I’ve been a fan of Barmes-Buecher wines ever since, in late 2007, I was lucky/smart enough to yield to one of Wine Access’s seductive emails and order a mixed case of six different Barmes-Buecher wines, all from the moderately well-regarded 2005 vintage:
Riesling Rosenberg
Pinot Gris Rosenberg Silicis
Pinot Gris Calcarius
Pinot d’Alsace
Pinot Blanc Rosenberg
Sylvaner Rosenberg Vieille Vigne
I’d never before heard of Barmes-Buecher. I’d been a sometime retail-store purchaser of the occasional ubiquitous Hugel and Trimbach and Sparr, but had also in the 1980s finally listened to Robert Parker sing (one of his finest tunes) about Alsace and invested in quite a few bottles (maybe two cases total) of the great 1983s from Zind Humbrecht and Willm, mostly Gewuztraminers and Pinot Gris. (I was not yet sophisticated enough to appreciate the Rieslings; but I did know to include some late harvest –Vendange Tardive – bottles, including the fine Willm Clos Gaensbroennel Gewurtztraminer.)
So, some seven years ago, I turned to Barmes-Buecher on a whim and turned away with a smile. I loved all the wines I tried (except, in a restaurant, their 2009 Crémant d’Alsace) and had drunk one bottle each of my six when I wheeled up to the rest a couple of weeks ago. The bottle I chose was the least promising. I chose it because I always choose the least promising wine when I’m going to drink it in private — when there is no one from outside the household with whom we are going to share it. I have a genuine fear of opening a wine that tastes like salvation and of wondering why the rest of the world isn’t there to have some.

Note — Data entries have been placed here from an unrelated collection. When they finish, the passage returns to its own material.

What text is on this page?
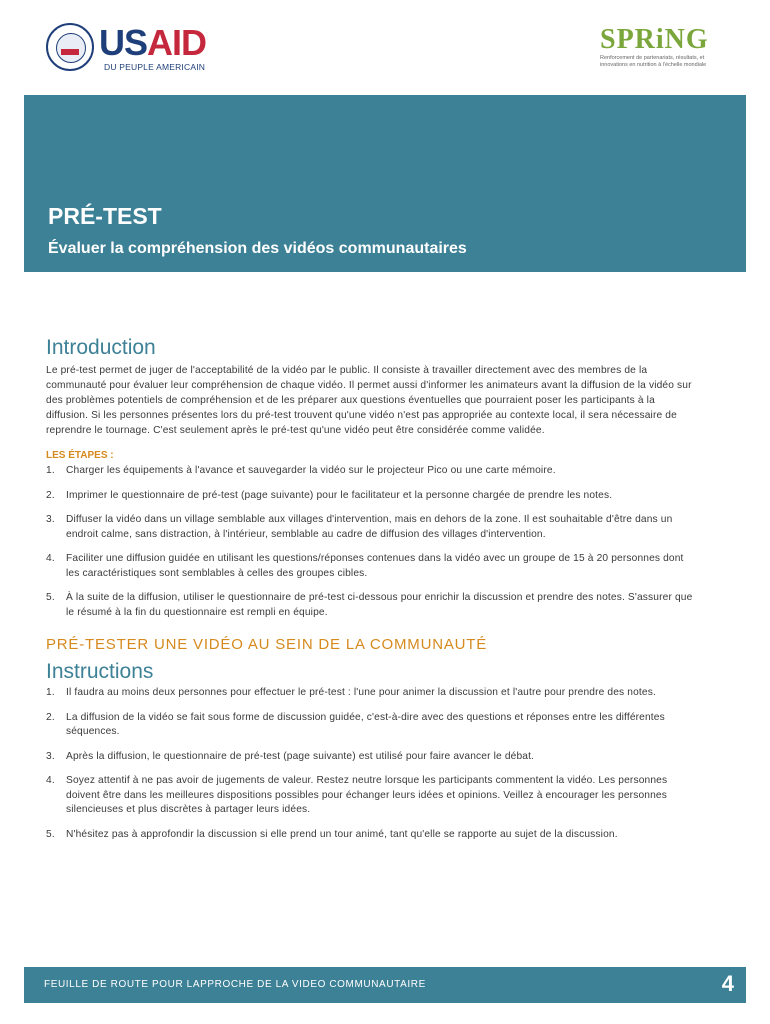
USAID
DU PEUPLE AMERICAIN
SPRiNG
Renforcement de partenariats, résultats, et innovations en nutrition à l'échelle mondiale
PRÉ-TEST
Évaluer la compréhension des vidéos communautaires
Introduction

Le pré-test permet de juger de l'acceptabilité de la vidéo par le public. Il consiste à travailler directement avec des membres de la communauté pour évaluer leur compréhension de chaque vidéo. Il permet aussi d'informer les animateurs avant la diffusion de la vidéo sur des problèmes potentiels de compréhension et de les préparer aux questions éventuelles que pourraient poser les participants à la diffusion. Si les personnes présentes lors du pré-test trouvent qu'une vidéo n'est pas appropriée au contexte local, il sera nécessaire de reprendre le tournage. C'est seulement après le pré-test qu'une vidéo peut être considérée comme validée.

LES ÉTAPES :
1. Charger les équipements à l'avance et sauvegarder la vidéo sur le projecteur Pico ou une carte mémoire.
2. Imprimer le questionnaire de pré-test (page suivante) pour le facilitateur et la personne chargée de prendre les notes.
3. Diffuser la vidéo dans un village semblable aux villages d'intervention, mais en dehors de la zone. Il est souhaitable d'être dans un endroit calme, sans distraction, à l'intérieur, semblable au cadre de diffusion des villages d'intervention.
4. Faciliter une diffusion guidée en utilisant les questions/réponses contenues dans la vidéo avec un groupe de 15 à 20 personnes dont les caractéristiques sont semblables à celles des groupes cibles.
5. À la suite de la diffusion, utiliser le questionnaire de pré-test ci-dessous pour enrichir la discussion et prendre des notes. S'assurer que le résumé à la fin du questionnaire est rempli en équipe.
PRÉ-TESTER UNE VIDÉO AU SEIN DE LA COMMUNAUTÉ
Instructions
1. Il faudra au moins deux personnes pour effectuer le pré-test : l'une pour animer la discussion et l'autre pour prendre des notes.
2. La diffusion de la vidéo se fait sous forme de discussion guidée, c'est-à-dire avec des questions et réponses entre les différentes séquences.
3. Après la diffusion, le questionnaire de pré-test (page suivante) est utilisé pour faire avancer le débat.
4. Soyez attentif à ne pas avoir de jugements de valeur. Restez neutre lorsque les participants commentent la vidéo. Les personnes doivent être dans les meilleures dispositions possibles pour échanger leurs idées et opinions. Veillez à encourager les personnes silencieuses et plus discrètes à partager leurs idées.
5. N'hésitez pas à approfondir la discussion si elle prend un tour animé, tant qu'elle se rapporte au sujet de la discussion.
FEUILLE DE ROUTE POUR LAPPROCHE DE LA VIDEO COMMUNAUTAIRE	4
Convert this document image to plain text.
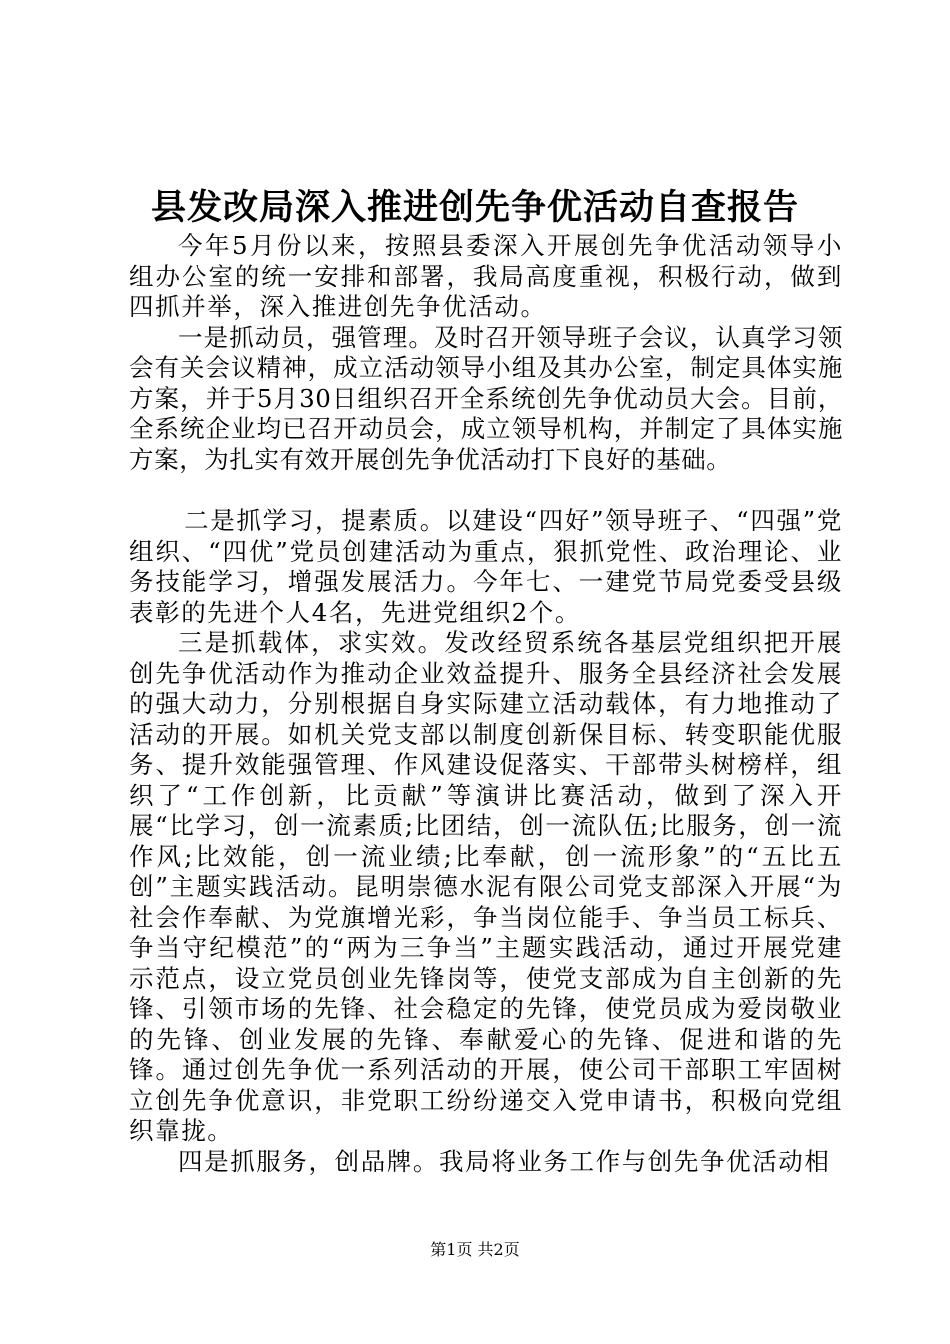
县发改局深入推进创先争优活动自查报告

今年5月份以来，按照县委深入开展创先争优活动领导小组办公室的统一安排和部署，我局高度重视，积极行动，做到四抓并举，深入推进创先争优活动。

一是抓动员，强管理。及时召开领导班子会议，认真学习领会有关会议精神，成立活动领导小组及其办公室，制定具体实施方案，并于5月30日组织召开全系统创先争优动员大会。目前，全系统企业均已召开动员会，成立领导机构，并制定了具体实施方案，为扎实有效开展创先争优活动打下良好的基础。

二是抓学习，提素质。以建设“四好”领导班子、“四强”党组织、“四优”党员创建活动为重点，狠抓党性、政治理论、业务技能学习，增强发展活力。今年七、一建党节局党委受县级表彰的先进个人4名，先进党组织2个。

三是抓载体，求实效。发改经贸系统各基层党组织把开展创先争优活动作为推动企业效益提升、服务全县经济社会发展的强大动力，分别根据自身实际建立活动载体，有力地推动了活动的开展。如机关党支部以制度创新保目标、转变职能优服务、提升效能强管理、作风建设促落实、干部带头树榜样，组织了“工作创新，比贡献”等演讲比赛活动，做到了深入开展“比学习，创一流素质;比团结，创一流队伍;比服务，创一流作风;比效能，创一流业绩;比奉献，创一流形象”的“五比五创”主题实践活动。昆明崇德水泥有限公司党支部深入开展“为社会作奉献、为党旗增光彩，争当岗位能手、争当员工标兵、争当守纪模范”的“两为三争当”主题实践活动，通过开展党建示范点，设立党员创业先锋岗等，使党支部成为自主创新的先锋、引领市场的先锋、社会稳定的先锋，使党员成为爱岗敬业的先锋、创业发展的先锋、奉献爱心的先锋、促进和谐的先锋。通过创先争优一系列活动的开展，使公司干部职工牢固树立创先争优意识，非党职工纷纷递交入党申请书，积极向党组织靠拢。

四是抓服务，创品牌。我局将业务工作与创先争优活动相

第1页 共2页
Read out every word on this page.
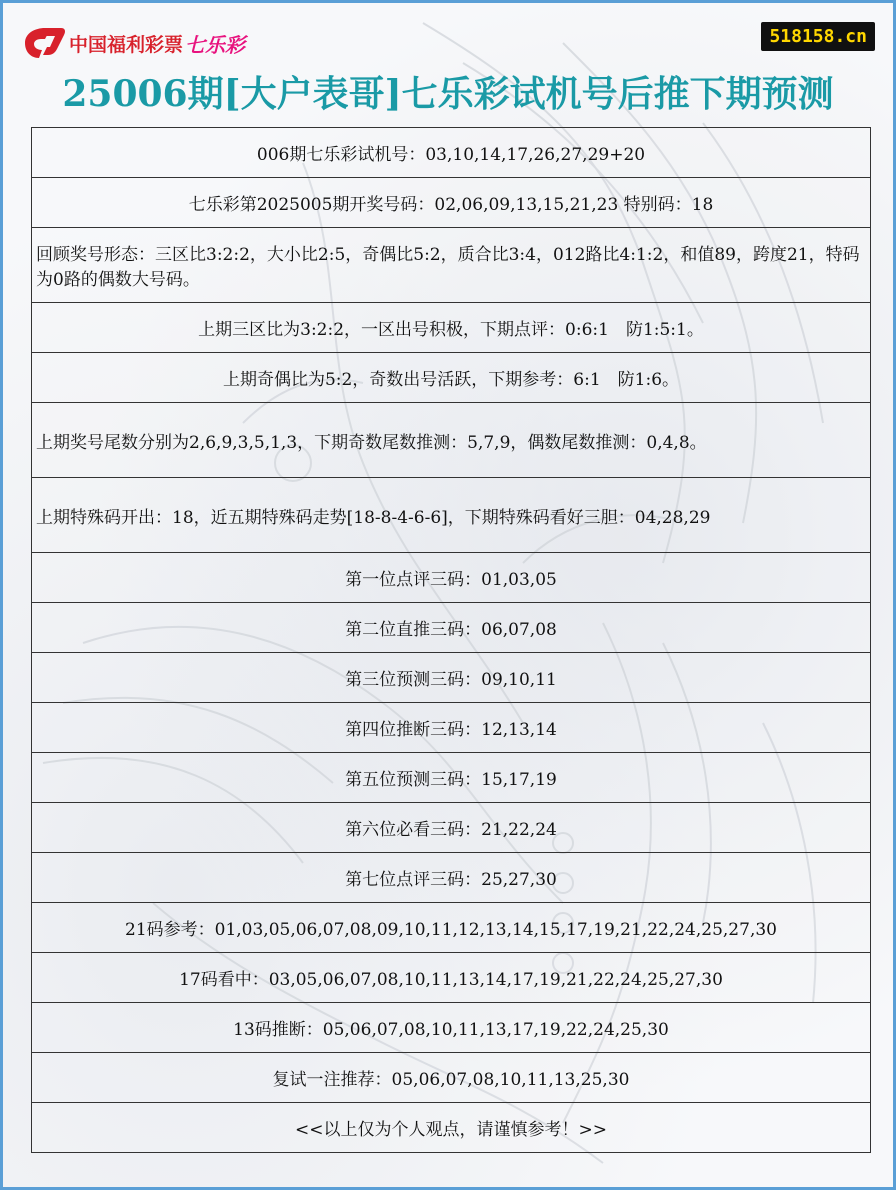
中国福利彩票 七乐彩	518158.cn
25006期[大户表哥]七乐彩试机号后推下期预测
006期七乐彩试机号：03,10,14,17,26,27,29+20
七乐彩第2025005期开奖号码：02,06,09,13,15,21,23 特别码：18
回顾奖号形态：三区比3:2:2，大小比2:5，奇偶比5:2，质合比3:4，012路比4:1:2，和值89，跨度21，特码为0路的偶数大号码。
上期三区比为3:2:2，一区出号积极，下期点评：0:6:1　防1:5:1。
上期奇偶比为5:2，奇数出号活跃，下期参考：6:1　防1:6。
上期奖号尾数分别为2,6,9,3,5,1,3，下期奇数尾数推测：5,7,9，偶数尾数推测：0,4,8。
上期特殊码开出：18，近五期特殊码走势[18-8-4-6-6]，下期特殊码看好三胆：04,28,29
第一位点评三码：01,03,05
第二位直推三码：06,07,08
第三位预测三码：09,10,11
第四位推断三码：12,13,14
第五位预测三码：15,17,19
第六位必看三码：21,22,24
第七位点评三码：25,27,30
21码参考：01,03,05,06,07,08,09,10,11,12,13,14,15,17,19,21,22,24,25,27,30
17码看中：03,05,06,07,08,10,11,13,14,17,19,21,22,24,25,27,30
13码推断：05,06,07,08,10,11,13,17,19,22,24,25,30
复试一注推荐：05,06,07,08,10,11,13,25,30
<<以上仅为个人观点，请谨慎参考！>>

I didn’t expect much of the Sylvaner, for reasons you will quickly discover if you do the least amount of research (which I have done and would provide if I had the space herein). I did expect (note I do not say fear) that it might be oxidized.
And – no surprise if you’ve read the title of this piece – it was! Since I don’t have space either to discuss oxidation, I point the lucky reader to the best article I’ve read on this subject.
That night we drank the somewhat oxidized Barmes-Buecher Sylvaner with chicken piccata. Nothing the chicken did could keep the oxidization from not so much asserting itself as nudging our tongues cheekward.
But the next night…ah! Undaunted, we served it the next night with a simple roasted salmon.
Gone!
The oxidization, I mean. Not gone from the wine, which, tasted by itself was, yes, increasingly oxidized. But gone completely when tasted with the salmon.
We’ve served salmon with many of its multitudinous pairings, most often Chardonnay, Pinot Noir, and Rosé. But no wine, ever, no matter how exalted in reputation, was as good with salmon as this 2005 Barmes-Buecher Sylvaner Rosenberg. There was not the slightest hint of oxidization. There was only a modest, somewhat over-the-hill wine made young and beautiful by food and time and great good luck.